There were enormous problems, especially in the early stages when we resettled farmers and others from almost rent-free wooden squatter huts with no water, power, or modern sanitation, and therefore no utility bills, into high-rise dwellings with all these amenities but also a monthly bill to pay. It was a wrenching experience for them in personal, social, and economic terms.
Difficult adjustments were inevitable and there were comic, even absurd, results. Several pig farmers could not bear to part with their pigs and reared them in their high-rise apartments. Some were seen coaxing their pigs up the stairs! One family, a couple with 12 children moving from a hut to a new HDB apartment at Old Airport Road, brought a dozen chickens and ducks to rear in the kitchen. The mother built a wooden gate at the kitchen entrance to stop them from entering the living room. In the evenings, the children would look for earthworms and insects at the grass patches outdoors for feed. They did this for 10 years until they moved into another apartment.
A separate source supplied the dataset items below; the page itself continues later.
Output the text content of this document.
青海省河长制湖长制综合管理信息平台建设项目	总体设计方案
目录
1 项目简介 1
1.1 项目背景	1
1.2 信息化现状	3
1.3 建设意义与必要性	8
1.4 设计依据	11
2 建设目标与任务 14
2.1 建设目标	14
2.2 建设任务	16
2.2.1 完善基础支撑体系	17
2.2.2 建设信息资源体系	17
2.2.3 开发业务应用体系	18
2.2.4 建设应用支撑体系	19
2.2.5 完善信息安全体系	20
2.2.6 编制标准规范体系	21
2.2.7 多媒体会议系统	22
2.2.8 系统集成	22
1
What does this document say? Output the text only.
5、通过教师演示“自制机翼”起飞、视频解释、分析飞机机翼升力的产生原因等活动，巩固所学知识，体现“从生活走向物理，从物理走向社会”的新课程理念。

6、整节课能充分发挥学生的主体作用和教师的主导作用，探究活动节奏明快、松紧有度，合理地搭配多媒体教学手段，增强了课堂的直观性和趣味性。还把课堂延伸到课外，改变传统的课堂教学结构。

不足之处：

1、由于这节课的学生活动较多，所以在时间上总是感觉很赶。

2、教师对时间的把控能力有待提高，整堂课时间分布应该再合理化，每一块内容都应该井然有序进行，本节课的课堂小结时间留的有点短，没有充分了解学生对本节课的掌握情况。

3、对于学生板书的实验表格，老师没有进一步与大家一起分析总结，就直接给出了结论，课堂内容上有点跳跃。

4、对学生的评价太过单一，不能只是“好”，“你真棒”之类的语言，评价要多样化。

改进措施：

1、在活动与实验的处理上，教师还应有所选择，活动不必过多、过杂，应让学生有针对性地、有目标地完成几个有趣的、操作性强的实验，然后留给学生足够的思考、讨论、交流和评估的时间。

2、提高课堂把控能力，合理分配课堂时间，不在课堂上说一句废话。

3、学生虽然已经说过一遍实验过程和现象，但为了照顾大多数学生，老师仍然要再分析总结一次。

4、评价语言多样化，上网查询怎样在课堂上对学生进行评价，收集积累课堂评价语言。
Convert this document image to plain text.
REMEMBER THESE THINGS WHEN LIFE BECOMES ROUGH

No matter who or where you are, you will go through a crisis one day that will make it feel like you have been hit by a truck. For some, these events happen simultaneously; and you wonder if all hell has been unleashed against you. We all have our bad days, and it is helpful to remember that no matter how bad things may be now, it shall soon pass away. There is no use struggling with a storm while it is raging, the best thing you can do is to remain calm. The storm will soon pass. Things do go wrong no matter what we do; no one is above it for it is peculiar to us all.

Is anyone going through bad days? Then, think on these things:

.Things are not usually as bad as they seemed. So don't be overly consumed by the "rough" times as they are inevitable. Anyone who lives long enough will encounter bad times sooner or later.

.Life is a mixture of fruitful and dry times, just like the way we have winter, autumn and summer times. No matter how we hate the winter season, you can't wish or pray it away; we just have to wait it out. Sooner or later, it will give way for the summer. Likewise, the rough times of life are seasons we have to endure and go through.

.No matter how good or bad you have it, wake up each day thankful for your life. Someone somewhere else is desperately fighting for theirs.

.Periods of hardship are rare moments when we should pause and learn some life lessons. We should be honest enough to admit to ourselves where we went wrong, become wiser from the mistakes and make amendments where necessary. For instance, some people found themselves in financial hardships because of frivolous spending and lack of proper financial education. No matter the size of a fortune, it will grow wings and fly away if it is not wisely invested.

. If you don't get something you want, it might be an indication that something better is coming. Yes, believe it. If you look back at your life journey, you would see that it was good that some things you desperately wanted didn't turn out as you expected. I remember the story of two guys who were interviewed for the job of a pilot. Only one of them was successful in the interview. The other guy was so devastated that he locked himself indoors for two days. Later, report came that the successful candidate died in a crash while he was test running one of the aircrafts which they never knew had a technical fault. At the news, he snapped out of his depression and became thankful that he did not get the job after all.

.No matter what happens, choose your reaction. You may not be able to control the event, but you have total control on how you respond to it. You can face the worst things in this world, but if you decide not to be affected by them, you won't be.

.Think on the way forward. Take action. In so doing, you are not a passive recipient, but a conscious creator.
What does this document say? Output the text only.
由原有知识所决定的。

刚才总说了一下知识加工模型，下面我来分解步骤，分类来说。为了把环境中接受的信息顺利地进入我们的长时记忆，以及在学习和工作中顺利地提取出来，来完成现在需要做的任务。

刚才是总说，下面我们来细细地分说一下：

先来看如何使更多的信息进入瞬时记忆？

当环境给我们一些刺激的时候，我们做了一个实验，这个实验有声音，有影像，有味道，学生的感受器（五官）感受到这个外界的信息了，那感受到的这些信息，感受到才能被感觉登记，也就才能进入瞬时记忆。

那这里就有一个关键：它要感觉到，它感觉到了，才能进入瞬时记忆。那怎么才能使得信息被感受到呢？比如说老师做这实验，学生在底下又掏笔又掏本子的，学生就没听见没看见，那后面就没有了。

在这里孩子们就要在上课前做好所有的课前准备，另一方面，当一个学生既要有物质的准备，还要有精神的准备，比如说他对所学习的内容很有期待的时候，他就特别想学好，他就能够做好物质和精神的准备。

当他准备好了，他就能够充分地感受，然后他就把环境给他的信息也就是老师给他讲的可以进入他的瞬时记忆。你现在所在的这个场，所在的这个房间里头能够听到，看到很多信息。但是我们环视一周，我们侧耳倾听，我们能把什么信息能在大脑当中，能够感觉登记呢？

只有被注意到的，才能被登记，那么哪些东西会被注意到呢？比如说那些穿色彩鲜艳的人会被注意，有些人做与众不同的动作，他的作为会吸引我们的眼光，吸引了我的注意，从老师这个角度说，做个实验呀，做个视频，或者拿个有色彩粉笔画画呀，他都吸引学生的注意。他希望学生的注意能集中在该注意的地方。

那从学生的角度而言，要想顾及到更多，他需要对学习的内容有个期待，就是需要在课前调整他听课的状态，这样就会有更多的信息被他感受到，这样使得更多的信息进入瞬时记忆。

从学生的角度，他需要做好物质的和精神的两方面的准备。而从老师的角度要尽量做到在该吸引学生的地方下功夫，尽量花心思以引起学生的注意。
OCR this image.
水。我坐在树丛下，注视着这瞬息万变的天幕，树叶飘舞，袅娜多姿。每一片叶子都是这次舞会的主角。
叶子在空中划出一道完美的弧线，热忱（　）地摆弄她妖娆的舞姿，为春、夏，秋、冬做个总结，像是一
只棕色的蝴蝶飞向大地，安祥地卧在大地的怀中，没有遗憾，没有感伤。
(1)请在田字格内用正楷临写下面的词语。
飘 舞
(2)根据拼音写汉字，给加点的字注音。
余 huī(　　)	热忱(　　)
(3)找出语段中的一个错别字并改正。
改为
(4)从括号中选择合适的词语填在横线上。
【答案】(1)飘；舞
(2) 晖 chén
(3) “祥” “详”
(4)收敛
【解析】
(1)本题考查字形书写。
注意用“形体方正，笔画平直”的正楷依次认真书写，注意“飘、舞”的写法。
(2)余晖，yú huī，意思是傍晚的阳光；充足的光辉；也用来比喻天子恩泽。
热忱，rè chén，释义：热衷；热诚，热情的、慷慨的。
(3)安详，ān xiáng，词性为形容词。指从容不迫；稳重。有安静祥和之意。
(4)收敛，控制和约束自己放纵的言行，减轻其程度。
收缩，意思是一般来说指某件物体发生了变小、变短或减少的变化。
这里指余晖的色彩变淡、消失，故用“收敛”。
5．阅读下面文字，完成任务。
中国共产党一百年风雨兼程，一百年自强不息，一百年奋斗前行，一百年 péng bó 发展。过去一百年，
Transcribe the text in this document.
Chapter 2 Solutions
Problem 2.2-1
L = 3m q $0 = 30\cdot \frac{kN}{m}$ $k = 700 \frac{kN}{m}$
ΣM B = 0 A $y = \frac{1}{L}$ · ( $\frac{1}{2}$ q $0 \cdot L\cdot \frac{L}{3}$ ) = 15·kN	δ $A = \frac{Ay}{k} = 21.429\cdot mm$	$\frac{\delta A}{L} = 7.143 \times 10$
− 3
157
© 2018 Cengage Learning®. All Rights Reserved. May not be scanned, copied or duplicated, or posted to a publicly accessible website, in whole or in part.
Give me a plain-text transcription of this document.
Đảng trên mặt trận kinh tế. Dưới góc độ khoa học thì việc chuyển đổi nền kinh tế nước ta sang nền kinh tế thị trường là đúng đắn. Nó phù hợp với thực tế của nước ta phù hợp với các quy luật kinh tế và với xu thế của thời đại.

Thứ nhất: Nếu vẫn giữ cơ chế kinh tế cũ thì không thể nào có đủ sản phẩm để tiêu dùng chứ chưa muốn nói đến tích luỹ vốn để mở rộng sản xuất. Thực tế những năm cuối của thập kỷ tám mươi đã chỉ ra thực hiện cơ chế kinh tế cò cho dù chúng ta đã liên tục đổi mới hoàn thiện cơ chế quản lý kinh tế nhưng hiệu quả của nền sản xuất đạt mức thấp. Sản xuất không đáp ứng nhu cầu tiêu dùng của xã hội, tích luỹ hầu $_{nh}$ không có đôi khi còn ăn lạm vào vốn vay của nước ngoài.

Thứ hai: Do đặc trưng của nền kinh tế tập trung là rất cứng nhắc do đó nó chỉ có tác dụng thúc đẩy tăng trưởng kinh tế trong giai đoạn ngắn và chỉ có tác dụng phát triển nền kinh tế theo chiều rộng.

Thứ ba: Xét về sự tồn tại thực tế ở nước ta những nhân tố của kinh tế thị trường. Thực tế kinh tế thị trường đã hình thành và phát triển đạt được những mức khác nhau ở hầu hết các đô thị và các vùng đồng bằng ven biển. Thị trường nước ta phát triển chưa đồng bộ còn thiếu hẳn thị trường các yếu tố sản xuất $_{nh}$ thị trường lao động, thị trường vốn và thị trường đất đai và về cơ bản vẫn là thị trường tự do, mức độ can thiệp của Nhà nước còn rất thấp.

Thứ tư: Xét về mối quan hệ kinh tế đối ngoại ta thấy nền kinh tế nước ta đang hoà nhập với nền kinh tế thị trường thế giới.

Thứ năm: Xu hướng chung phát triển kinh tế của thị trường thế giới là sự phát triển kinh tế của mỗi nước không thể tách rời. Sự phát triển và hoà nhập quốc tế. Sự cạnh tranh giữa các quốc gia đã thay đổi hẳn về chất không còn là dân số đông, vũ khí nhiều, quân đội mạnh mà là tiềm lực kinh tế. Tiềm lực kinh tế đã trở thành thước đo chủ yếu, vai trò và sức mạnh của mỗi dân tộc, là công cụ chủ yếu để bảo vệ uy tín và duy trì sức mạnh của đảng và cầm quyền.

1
The Malays preferred to be closer to the ground. They planted vegetables around the high-rise as they used to do in their kampongs. For a long while, many Chinese, Malays, and Indians walked up the stairs instead of taking the elevators, not because they wanted the exercise but because they were afraid of elevators. There were people who continued to use kerosene lamps instead of electric bulbs Others carried on their old business as before, selling cigarettes, sweets, and sundry goods from their front rooms on the ground floor. They all suffered from culture shock.